Он собрался к ней поехать.
Но назавтра пришла записка от фру Бойе; она назначала ему свиданье в своей городской квартире. Бледная племянница видела его на улице. Пусть он приходит в час без четверти, и непременно. Она все объяснит ему, если он сам не знает. Или уже знает? Пусть не судит о ней ложно, пусть не сердится. Он ведь ее всегда понимал. Зачем же уподобляться плебейским натурам? Он ведь не будет им уподобляться? Мы же не то, что другие. Если б только он ее понял. О, Нильс, Нильс!
Письмо встревожило его не на шутку, и сразу он вспомнил, как тонко и сочувственно поглядывала на него позавчера статская советница, как она вдруг улыбалась и умолкала, значительно умолкала. Да что же это такое? Господи, да что же это такое?

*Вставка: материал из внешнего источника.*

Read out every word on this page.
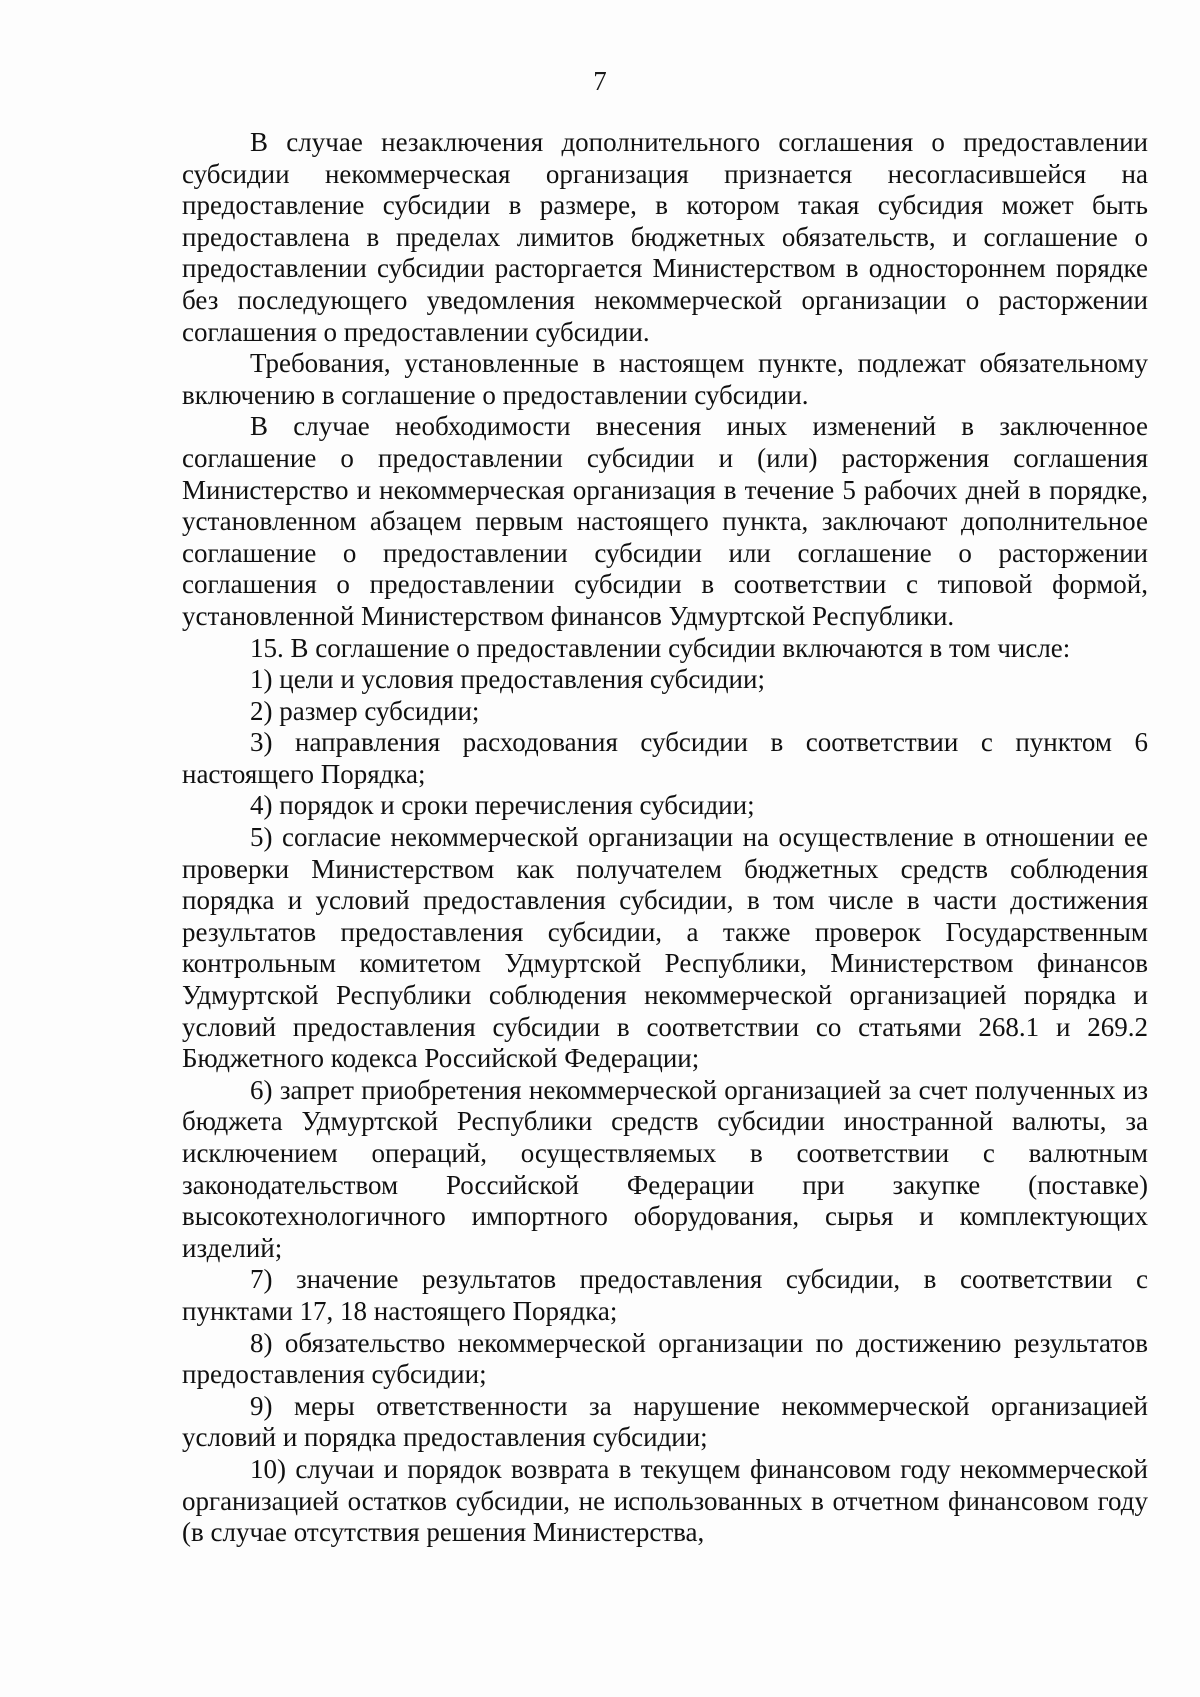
7

В случае незаключения дополнительного соглашения о предоставлении субсидии некоммерческая организация признается несогласившейся на предоставление субсидии в размере, в котором такая субсидия может быть предоставлена в пределах лимитов бюджетных обязательств, и соглашение о предоставлении субсидии расторгается Министерством в одностороннем порядке без последующего уведомления некоммерческой организации о расторжении соглашения о предоставлении субсидии.

Требования, установленные в настоящем пункте, подлежат обязательному включению в соглашение о предоставлении субсидии.

В случае необходимости внесения иных изменений в заключенное соглашение о предоставлении субсидии и (или) расторжения соглашения Министерство и некоммерческая организация в течение 5 рабочих дней в порядке, установленном абзацем первым настоящего пункта, заключают дополнительное соглашение о предоставлении субсидии или соглашение о расторжении соглашения о предоставлении субсидии в соответствии с типовой формой, установленной Министерством финансов Удмуртской Республики.

15. В соглашение о предоставлении субсидии включаются в том числе:

1) цели и условия предоставления субсидии;

2) размер субсидии;

3) направления расходования субсидии в соответствии с пунктом 6 настоящего Порядка;

4) порядок и сроки перечисления субсидии;

5) согласие некоммерческой организации на осуществление в отношении ее проверки Министерством как получателем бюджетных средств соблюдения порядка и условий предоставления субсидии, в том числе в части достижения результатов предоставления субсидии, а также проверок Государственным контрольным комитетом Удмуртской Республики, Министерством финансов Удмуртской Республики соблюдения некоммерческой организацией порядка и условий предоставления субсидии в соответствии со статьями 268.1 и 269.2 Бюджетного кодекса Российской Федерации;

6) запрет приобретения некоммерческой организацией за счет полученных из бюджета Удмуртской Республики средств субсидии иностранной валюты, за исключением операций, осуществляемых в соответствии с валютным законодательством Российской Федерации при закупке (поставке) высокотехнологичного импортного оборудования, сырья и комплектующих изделий;

7) значение результатов предоставления субсидии, в соответствии с пунктами 17, 18 настоящего Порядка;

8) обязательство некоммерческой организации по достижению результатов предоставления субсидии;

9) меры ответственности за нарушение некоммерческой организацией условий и порядка предоставления субсидии;

10) случаи и порядок возврата в текущем финансовом году некоммерческой организацией остатков субсидии, не использованных в отчетном финансовом году (в случае отсутствия решения Министерства,
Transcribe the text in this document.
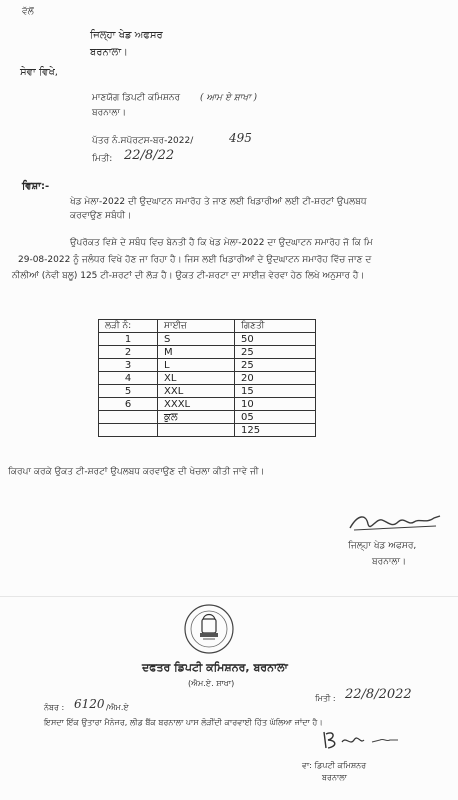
ਵੱਲੋਂ
ਜਿਲ੍ਹਾ ਖੇਡ ਅਫਸਰ
ਬਰਨਾਲਾ।
ਸੇਵਾ ਵਿਖੇ,
ਮਾਣਯੋਗ ਡਿਪਟੀ ਕਮਿਸ਼ਨਰ ( ਆਮ ਏ ਸ਼ਾਖਾ )
ਬਰਨਾਲਾ।
ਪੱਤਰ ਨੰ.ਸਪੋਰਟਸ-ਬਰ-2022/	495
ਮਿਤੀ: 22/8/22
ਵਿਸ਼ਾ:-
ਖੇਡ ਮੇਲਾ-2022 ਦੀ ਉਦਘਾਟਨ ਸਮਾਰੋਹ ਤੇ ਜਾਣ ਲਈ ਖਿਡਾਰੀਆਂ ਲਈ ਟੀ-ਸ਼ਰਟਾਂ ਉਪਲਬਧ
ਕਰਵਾਉਣ ਸਬੰਧੀ।
ਉਪਰੋਕਤ ਵਿਸ਼ੇ ਦੇ ਸਬੰਧ ਵਿਚ ਬੇਨਤੀ ਹੈ ਕਿ ਖੇਡ ਮੇਲਾ-2022 ਦਾ ਉਦਘਾਟਨ ਸਮਾਰੋਹ ਜੋ ਕਿ ਮਿ
29-08-2022 ਨੂੰ ਜਲੰਧਰ ਵਿਖੇ ਹੋਣ ਜਾ ਰਿਹਾ ਹੈ। ਜਿਸ ਲਈ ਖਿਡਾਰੀਆਂ ਦੇ ਉਦਘਾਟਨ ਸਮਾਰੋਹ ਵਿੱਚ ਜਾਣ ਦ
ਨੀਲੀਆਂ (ਨੇਵੀ ਬਲੂ) 125 ਟੀ-ਸ਼ਰਟਾਂ ਦੀ ਲੋੜ ਹੈ। ਉਕਤ ਟੀ-ਸ਼ਰਟਾ ਦਾ ਸਾਈਜ਼ ਵੇਰਵਾ ਹੇਠ ਲਿਖੇ ਅਨੁਸਾਰ ਹੈ।
ਲੜੀ ਨੰ:	ਸਾਈਜ਼	ਗਿਣਤੀ
1	S	50
2	M	25
3	L	25
4	XL	20
5	XXL	15
6	XXXL	10
	ਕੁਲ	05
		125
ਕਿਰਪਾ ਕਰਕੇ ਉਕਤ ਟੀ-ਸ਼ਰਟਾਂ ਉਪਲਬਧ ਕਰਵਾਉਣ ਦੀ ਖੇਚਲਾ ਕੀਤੀ ਜਾਵੇ ਜੀ।
ਜਿਲ੍ਹਾ ਖੇਡ ਅਫਸਰ,
ਬਰਨਾਲਾ।
ਦਫਤਰ ਡਿਪਟੀ ਕਮਿਸ਼ਨਰ, ਬਰਨਾਲਾ
(ਐਮ.ਏ. ਸ਼ਾਖਾ)
ਮਿਤੀ : 22/8/2022
ਨੰਬਰ : 6120 /ਐਮ.ਏ
ਇਸਦਾ ਇੱਕ ਉਤਾਰਾ ਮੈਨੇਜਰ, ਲੀਡ ਬੈਂਕ ਬਰਨਾਲਾ ਪਾਸ ਲੋੜੀਂਦੀ ਕਾਰਵਾਈ ਹਿੱਤ ਘੱਲਿਆ ਜਾਂਦਾ ਹੈ।
ਵਾ: ਡਿਪਟੀ ਕਮਿਸ਼ਨਰ
ਬਰਨਾਲਾ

Вмиг прошло предубеждение против фру Бойе, он даже сам себя уже не мог понять. Он места себе не находил от волнения. И если б они хоть переписывались, как люди разумные! В самом деле, отчего он не писал ей? Ведь не сослаться же на недосуг! Странно, до чего дает он завладеть собой всякому новому месту. И все остальное забывает. Нет, не забывает, но то, что не рядом, отодвигается в дальнюю даль, и он погребает его под более близким. Точно под горою. И не поверить, что у него есть фантазия.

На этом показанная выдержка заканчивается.